Cross-sector collaboration: Key Issues to Consider

To collaborate or not to collaborate?

Collaboration for nonprofits can take a variety of forms.  Often thought of a spectrum between more and less involved, collaborations can range from a full merger to simply an afflication (Yankey and Willen 2010).  Different leves of mutual involvement can mean different costs, risks, integration, and changes to autonomy for the organizations involved.

Collaboration is an important consideration for nonprofits.  Collaboration offers the chance to share resources, spread information and ideas, build capacity, better respond to community needs, achieve synergies, address outside competitive forces,  and even ensure survival of each partner (Yankey and Willen 2010).  Geri Stengel highlights another advantage of collaboration: As the funding landscape shrinks for some types of nonprofits, collaboration can ease funding issues--especially as foundations increasingly see the value of collaboration and are often willing to provide funding for the process.

However, with all these possible benefits, why are not more nonprofits entering into some form of collaboration?

Challenges of Collaborating for Nonprofits
Even though collaboration can offer the benefits listed above, I want to be frank that successful collaboration is challenging and requires a lot of work from all parties involved. 

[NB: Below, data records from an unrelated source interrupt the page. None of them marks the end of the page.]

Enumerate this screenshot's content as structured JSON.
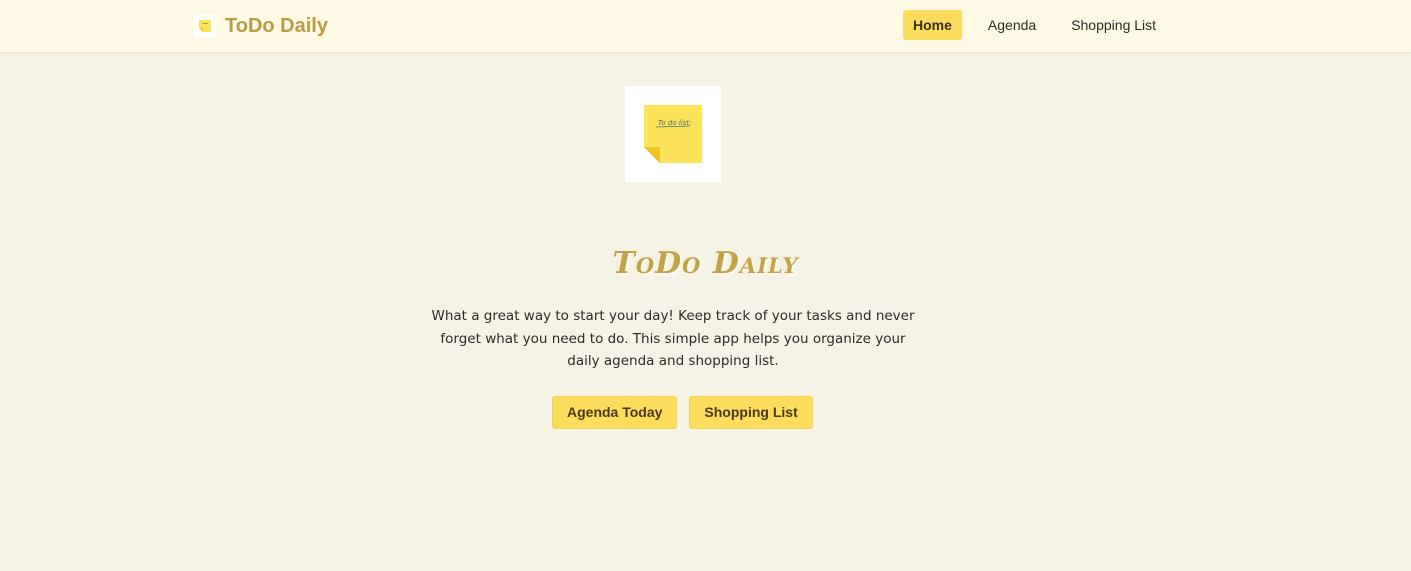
{
  "navbar": {
    "brand": {
      "title": "ToDo Daily",
      "logo_icon": "sticky-note-icon"
    },
    "links": [
      {
        "label": "Home",
        "active": true
      },
      {
        "label": "Agenda",
        "active": false
      },
      {
        "label": "Shopping List",
        "active": false
      }
    ]
  },
  "hero": {
    "image_icon": "sticky-note-todo-list-icon",
    "image_text": "To do list:",
    "title": "ToDo Daily",
    "description": "What a great way to start your day! Keep track of your tasks and never forget what you need to do. This simple app helps you organize your daily agenda and shopping list.",
    "buttons": [
      {
        "label": "Agenda Today"
      },
      {
        "label": "Shopping List"
      }
    ]
  },
  "colors": {
    "background": "#f5f2e6",
    "navbar_background": "#fef9e5",
    "accent": "#fcdc5c",
    "brand_text": "#b99b45"
  }
}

Some of the challenges include:
  • Finding a partner with a similar or compatible mission and future direction
  • Overcoming turf issues
  • Having access to and dedicating the time and resources needed
  • Investing in communicating effectively 
  • Planning upfront for the partnership and the challenges it poses
  • Creating trust between the organizations
All of these challenges also hint at some keys to make a collaboration successful.  Before elaborating on key tips, I want to highlight further challenges of partnerships across sectors.

Particular Challenges of Collaborating Across Sectors:
Partnerships can involve a nonprofit working across sectors.  Partnerships across sectors can include a nonprofit working with a government organization, a for-profit organization, or, I am including in the mix, a nonprofit with a radically different mission.

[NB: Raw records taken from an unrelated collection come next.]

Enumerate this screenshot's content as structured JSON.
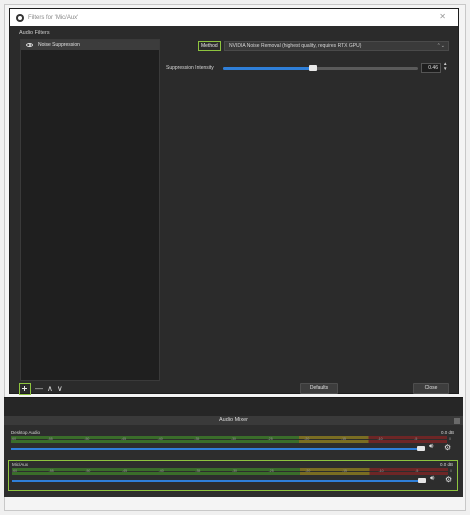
{
  "dialog": {
    "title": "Filters for 'Mic/Aux'",
    "section_label": "Audio Filters",
    "filters": [
      {
        "name": "Noise Suppression",
        "visible": true,
        "icon": "eye-icon"
      }
    ],
    "properties": {
      "method_label": "Method",
      "method_value": "NVIDIA Noise Removal (highest quality, requires RTX GPU)",
      "intensity_label": "Suppression Intensity",
      "intensity_value": "0.46",
      "intensity_fraction": 0.46
    },
    "toolbar": {
      "add_icon": "plus-icon",
      "remove_glyph": "—",
      "up_glyph": "∧",
      "down_glyph": "∨"
    },
    "buttons": {
      "defaults": "Defaults",
      "close": "Close"
    }
  },
  "mixer": {
    "title": "Audio Mixer",
    "ticks": [
      "-60",
      "-55",
      "-50",
      "-45",
      "-40",
      "-35",
      "-30",
      "-25",
      "-20",
      "-15",
      "-10",
      "-5",
      "0"
    ],
    "channels": [
      {
        "name": "Desktop Audio",
        "db": "0.0 dB",
        "volume_fraction": 0.93,
        "highlight": false
      },
      {
        "name": "Mic/Aux",
        "db": "0.0 dB",
        "volume_fraction": 0.93,
        "highlight": true
      }
    ]
  },
  "colors": {
    "accent_highlight": "#8ec43f",
    "slider_blue": "#2f7fd8",
    "dialog_bg": "#2b2b2b"
  }
}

All of these across sector partnerships can be viable and can be valuable.  However, working with organizations that may have fundamentally different values, missions, outlooks add to the challenges of working together. 

The case studies listed at the end of this post offer examples of each of these across sector collaborations.  They highlight the different missions and goals of each party. For example, in the case by Fortier (1996), the Seattle Art Museum and housing advocates team up to achieve passage of two funding initiatives.  In the case by Varley (1996), a government agency wants a nonprofit to take on a new program the nonprofit has no experience with.  In the case by Elias (1996), Timberland, a for-profit shoe company teams with the fledgling nonprofit, City Year.

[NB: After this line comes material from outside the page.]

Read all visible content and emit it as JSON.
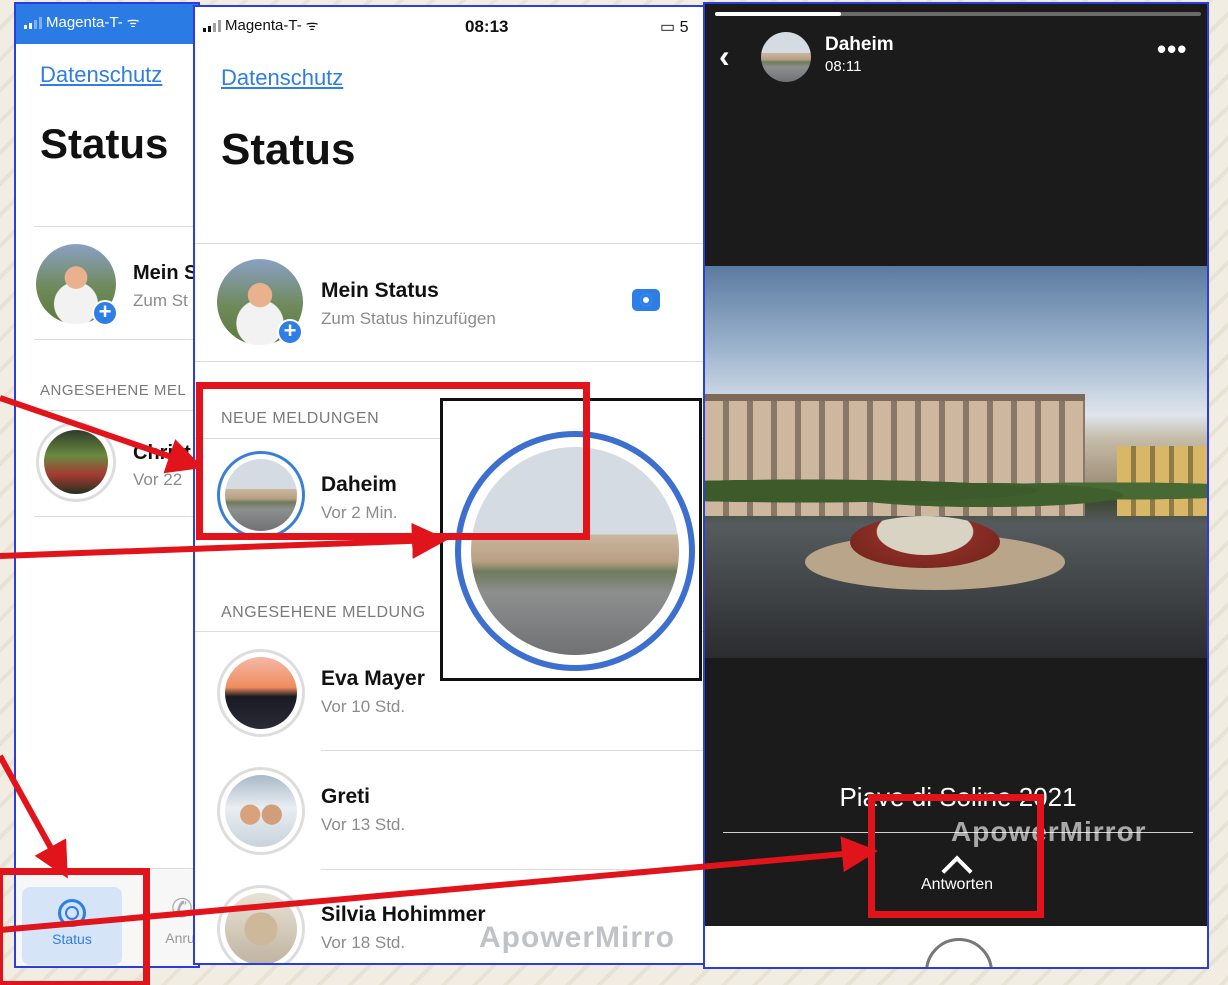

Now for some tips for successful collaboration below.

Key Tips for Successfully Collaboration:

From both Sharma and Missey (1998) and United Way Worldwide (2008), here are some key tips for successful collaborations:
  • Process is REALLY important
  • Plan!  Outline the goals, steps, etc. of the partnership
  • Create a written document of the partnership
  • Communicate!  (Not just at the beginning but throughout the partnership)
  • Build mutual respect, understanding, and trust
  • Each party must have a stake in the partnership
  • All involved feel that the partnership involves equitable giving of resources
For further reading, this website provides resources for nonprofit collaboration and might be useful to those considering or already in the midst of a partnership.

With careful planning and implement, collaboration can help nonprofits achieve their goals. 

Case Examples
Elias, Jaan. 1996. Timberland and Community Involvement. Supervisor James Austin. Harvard Business School Publishing. Boston, MA.

Fortier, Suzanne. 1996. Funding Seattle’s Art Museum and Low-Income Housing: The Politics of Interest Groups and Tax Levies (A). Supervisor Jon Brock. Cascade Center for Public Service: Public Service Curriculum Exchange.

Varley, Pamela. 1996. Partners in Child Protection Services: The Department of Social Services and La Alianza Hispana (A). Abridged. Kennedy School of Government. Boston, MA.

Other References
Sharma, Janet and Amanda Missey. 1998. “How I learned to Stop Griping . . . And Love Collaboration.” From a presentation at the National Community Service Conference. June 30, 1998. New Orleans, LA.

United Way Worldwide. 2008. "Best Practices Summary: Collaboration, Coalition-Building and Merger."  

Yankey, John.A. and Carol K. Willen. 2010. Collaboration and Strategic Alliances in The Jossey-Bass Handbook of Nonprofit Leadership and Management. Renz, David O, ed. San Francisco, CA: Jossey-Bass. 375-400.